Brazilian Jiu Jitsu Lingo
Like anything in life, Brazilian jiu jitsu (BJJ) uses a range of unique terms in daily conversation. Here is a compilation of regularly used terms. Becoming familiar with these will aid to your understanding of training techniques and will improve your knowledge allowing you to focus your time on training.
In jiu jitsu, base is defined by your points of contact with the ground in such way as to allow mobility yet to apply the most leverage. The simple adjustment of being on the balls of your feet vs standing flat footed affords you a better base. You have maneuverability and focused leverage. “A platform from which to apply and absorb force.” (Stephan Kesting Grapplearts.com)
BJJ is an acronym for Brazilian Jiu Jitsu. Saying Brazilian Jiu Jitsu is too much effort, especially for a sport that is so attached to being efficiency. So we say BJJ.
In Brazilian jiu jitsu we sometimes use techniques to take our opponent to the mat, either as a sweep or a throw. To break fall is the technique to fall without doing significant damage. We tuck our head and use our arms shoulders and butt or side to take the impact of the fall spreading it across other parts of our body.
This is the motion of thrusting our hips in the air to force an opponent into a position where we can maneuver better. Bridging is the motion of using our core with our feet planted firmly on the mat/ground and pressing our hips into the air using our shoulders or head as a pivot point. Bridges can be done straight back forcing the opponent over our shoulders, or from either side causing our opponent to move to left or right providing us with an exit or a way to replace.
To tie up your opponent by wrapping your arm around their head and controlling the body by hugging them under the arm around the chest. This is typically done from a standing position.
This word is used to describe the contact between you and your opponent with or without the ground. If you have a good connection to your partner, when you move, your partner is forced to move.
Chaining refers to the jiu jitsu concept of seeing and knowing moves which can be done one after another in a smooth sequence. A simple chain is toreando, superman, smash pass.
Flow training is the act and art of moving through positions and techniques with a partner using little or no pressure. It is a mindless chess game of sequences and techniques expressed like a dialogue using nearly no strength or pressure. During a flow session you can isolate and analyze how techniques may chain together effortlessly.
A grip is the active holding of a person’s gi; top or kimono by the lapels/collar, sleeves or pant. You can also have a grip on an ankle, wrist, hand, or foot.
The gable grip is where you cup your hands together protecting the thumbs. Sometimes this is referred to as “hamburgers” as it looks like you are making hamburger patties.
When you interweave your legs and hook your feet around the legs of another combatant. Your legs look like a grapevine.
Hooks is a description of when we use our feet to control and wrap around another person. Used as a source of control, hooks are among the more advanced techniques in some positions.
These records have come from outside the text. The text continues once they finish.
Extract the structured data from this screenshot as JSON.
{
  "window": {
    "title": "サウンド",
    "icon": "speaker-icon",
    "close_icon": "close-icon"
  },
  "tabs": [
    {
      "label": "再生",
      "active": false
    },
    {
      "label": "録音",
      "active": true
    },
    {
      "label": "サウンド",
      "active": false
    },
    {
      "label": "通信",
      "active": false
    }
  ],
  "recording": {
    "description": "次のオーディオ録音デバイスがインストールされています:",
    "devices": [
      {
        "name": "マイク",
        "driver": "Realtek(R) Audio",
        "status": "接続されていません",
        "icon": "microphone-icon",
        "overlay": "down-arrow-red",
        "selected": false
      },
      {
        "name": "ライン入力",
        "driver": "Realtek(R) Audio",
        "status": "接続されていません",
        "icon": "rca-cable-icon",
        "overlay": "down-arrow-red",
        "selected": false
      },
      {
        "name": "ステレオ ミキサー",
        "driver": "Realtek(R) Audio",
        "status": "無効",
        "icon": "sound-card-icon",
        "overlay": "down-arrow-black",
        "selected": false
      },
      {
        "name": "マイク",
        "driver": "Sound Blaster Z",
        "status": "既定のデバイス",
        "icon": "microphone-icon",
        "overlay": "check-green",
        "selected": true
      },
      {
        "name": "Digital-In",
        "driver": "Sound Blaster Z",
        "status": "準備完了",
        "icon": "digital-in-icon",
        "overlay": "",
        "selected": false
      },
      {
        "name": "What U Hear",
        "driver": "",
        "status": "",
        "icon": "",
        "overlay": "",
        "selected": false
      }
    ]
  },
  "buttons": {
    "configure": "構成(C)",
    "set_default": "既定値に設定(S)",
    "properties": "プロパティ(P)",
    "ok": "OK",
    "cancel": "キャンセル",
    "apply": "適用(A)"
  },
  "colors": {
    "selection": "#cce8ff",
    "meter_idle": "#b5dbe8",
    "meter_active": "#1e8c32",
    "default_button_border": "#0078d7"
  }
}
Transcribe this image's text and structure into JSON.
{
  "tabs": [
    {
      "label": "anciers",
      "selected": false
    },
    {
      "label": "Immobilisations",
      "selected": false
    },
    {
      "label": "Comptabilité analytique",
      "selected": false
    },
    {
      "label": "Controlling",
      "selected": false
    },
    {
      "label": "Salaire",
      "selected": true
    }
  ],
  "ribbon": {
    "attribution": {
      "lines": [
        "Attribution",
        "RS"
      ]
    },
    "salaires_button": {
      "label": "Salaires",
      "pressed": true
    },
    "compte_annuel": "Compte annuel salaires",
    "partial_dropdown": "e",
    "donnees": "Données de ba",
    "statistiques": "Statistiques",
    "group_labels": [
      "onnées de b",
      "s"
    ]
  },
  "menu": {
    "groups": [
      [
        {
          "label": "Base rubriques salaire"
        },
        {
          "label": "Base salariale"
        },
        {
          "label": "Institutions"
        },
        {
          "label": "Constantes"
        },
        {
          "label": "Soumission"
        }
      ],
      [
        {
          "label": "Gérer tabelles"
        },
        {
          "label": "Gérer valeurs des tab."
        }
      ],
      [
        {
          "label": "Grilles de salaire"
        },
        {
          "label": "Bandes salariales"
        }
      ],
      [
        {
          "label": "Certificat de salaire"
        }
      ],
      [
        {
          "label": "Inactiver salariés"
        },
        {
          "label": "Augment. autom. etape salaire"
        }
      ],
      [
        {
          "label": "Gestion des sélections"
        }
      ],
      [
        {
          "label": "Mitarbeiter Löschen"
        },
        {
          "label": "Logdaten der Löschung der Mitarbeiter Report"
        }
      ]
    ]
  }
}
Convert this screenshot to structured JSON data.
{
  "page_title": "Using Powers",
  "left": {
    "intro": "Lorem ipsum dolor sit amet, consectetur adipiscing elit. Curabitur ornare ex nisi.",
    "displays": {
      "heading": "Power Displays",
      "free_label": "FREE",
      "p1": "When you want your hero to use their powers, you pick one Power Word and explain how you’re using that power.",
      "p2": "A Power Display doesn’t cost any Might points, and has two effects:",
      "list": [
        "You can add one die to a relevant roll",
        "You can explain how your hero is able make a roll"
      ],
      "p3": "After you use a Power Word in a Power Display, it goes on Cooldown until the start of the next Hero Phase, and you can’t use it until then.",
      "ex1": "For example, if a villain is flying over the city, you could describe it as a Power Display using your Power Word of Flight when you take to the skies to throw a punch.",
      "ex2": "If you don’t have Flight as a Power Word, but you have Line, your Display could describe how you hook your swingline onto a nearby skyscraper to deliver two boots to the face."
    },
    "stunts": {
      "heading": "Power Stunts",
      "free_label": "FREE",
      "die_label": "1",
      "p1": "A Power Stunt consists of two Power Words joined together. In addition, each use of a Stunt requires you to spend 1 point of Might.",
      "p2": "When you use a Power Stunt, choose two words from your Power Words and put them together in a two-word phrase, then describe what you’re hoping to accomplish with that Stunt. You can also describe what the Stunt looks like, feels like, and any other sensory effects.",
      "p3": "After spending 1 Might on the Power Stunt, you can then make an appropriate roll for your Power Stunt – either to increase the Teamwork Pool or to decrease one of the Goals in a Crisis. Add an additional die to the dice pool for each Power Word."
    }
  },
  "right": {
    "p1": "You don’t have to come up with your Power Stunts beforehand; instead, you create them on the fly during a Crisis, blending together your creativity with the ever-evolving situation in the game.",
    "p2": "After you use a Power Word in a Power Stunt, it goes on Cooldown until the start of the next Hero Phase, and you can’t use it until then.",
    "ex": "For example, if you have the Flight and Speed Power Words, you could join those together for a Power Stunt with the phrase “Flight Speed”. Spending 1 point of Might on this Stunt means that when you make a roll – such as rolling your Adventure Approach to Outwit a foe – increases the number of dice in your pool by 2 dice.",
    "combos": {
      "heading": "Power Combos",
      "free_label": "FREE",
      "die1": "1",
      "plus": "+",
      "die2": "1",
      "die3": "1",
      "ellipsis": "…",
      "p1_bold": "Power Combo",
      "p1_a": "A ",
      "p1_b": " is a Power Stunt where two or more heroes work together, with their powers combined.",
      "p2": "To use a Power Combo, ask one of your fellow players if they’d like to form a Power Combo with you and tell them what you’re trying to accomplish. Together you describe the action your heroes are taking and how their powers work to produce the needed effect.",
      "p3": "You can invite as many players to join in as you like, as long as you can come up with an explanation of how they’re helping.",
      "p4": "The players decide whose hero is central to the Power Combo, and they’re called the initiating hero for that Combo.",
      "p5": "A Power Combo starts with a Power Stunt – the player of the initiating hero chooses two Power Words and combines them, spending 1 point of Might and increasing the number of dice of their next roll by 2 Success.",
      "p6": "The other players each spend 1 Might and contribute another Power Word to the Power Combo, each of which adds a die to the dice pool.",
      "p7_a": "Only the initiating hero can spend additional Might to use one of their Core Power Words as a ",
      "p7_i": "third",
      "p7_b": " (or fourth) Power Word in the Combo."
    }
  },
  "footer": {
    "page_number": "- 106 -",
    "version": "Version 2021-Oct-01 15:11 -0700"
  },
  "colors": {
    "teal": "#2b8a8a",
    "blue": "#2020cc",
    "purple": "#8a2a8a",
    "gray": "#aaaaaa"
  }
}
Throughout your journey coaches will point out moments (indicators) or reactions which you are looking for or trying to draw out of your opponent to allow you to do a technique. If you are in closed guard and your opponent is pushing up to posture this would be an indicator that it is opportune time to use the fan sweep.
This word is connected to jiu jitsu roots from judo and means fitting or entering when throwing an opponent. This word is used to describe the contact made with the appropriate leverage, body contact and position needed to easily throw your challenger no matter their size.
Leverage is when you effectively use your body positioning in a mechanically strong way. By turning your body or your opponents body into a lever, you are able to exert much more force and therefore do exponentially more damage. When done correctly, you use little energy or effort to maintain a position, execute a submission, or escape from a stronger/larger opponent.
To post is to use your leg or arm to create a firm structure between you and your opponent or you and the mat. Thus making it more difficult to be swept or passed.
Posture is related to leverage. Using good posture is the concept of using the body’s physiology to strengthen a position or technique. Good posture takes advantage of bone on bone physics instead of relying on muscles. Your posture when braking guard is with your back fairly straight, shoulders not crossing your opponents beltline and arms locked straight.
Pressure is the proper application of weight and control placed on an opponent effectively controlling and limiting their options. With a head wrap you can drive your shoulder into the neck or face creating greater pressure.
Rolling describes the active process of using the techniques with a partner. It is the BJJ equivalent of sparring.
Randori is used as a class name defining what takes place during the class. Randori is not learning a specific technique or series of techniques. It is a class period where we roll with different partners and test our knowledge in a safe, controlled combat/competition environment. We use this time to perfect our techniques and practice them. It can also be referred to as “open mat”.
This is the word used to describe a person locking there hands around the shoulder and chest of an opponent from behind.
Sweep is the forced change of position by one of the combatants. Moving them from the bottom position to the top. In many competitions a sweep earns you points.
A take down is a sweep or throw which forces your opponent off of their feet and onto the ground.
To tap out is to verbally and/or physically indicate to your partner to stop or yield. Saying “tap” patting your partner (or the mat) firmly at least three times will inform your partner to stop whatever they are doing. It is like saying, “Uncle” but without the negative connotation.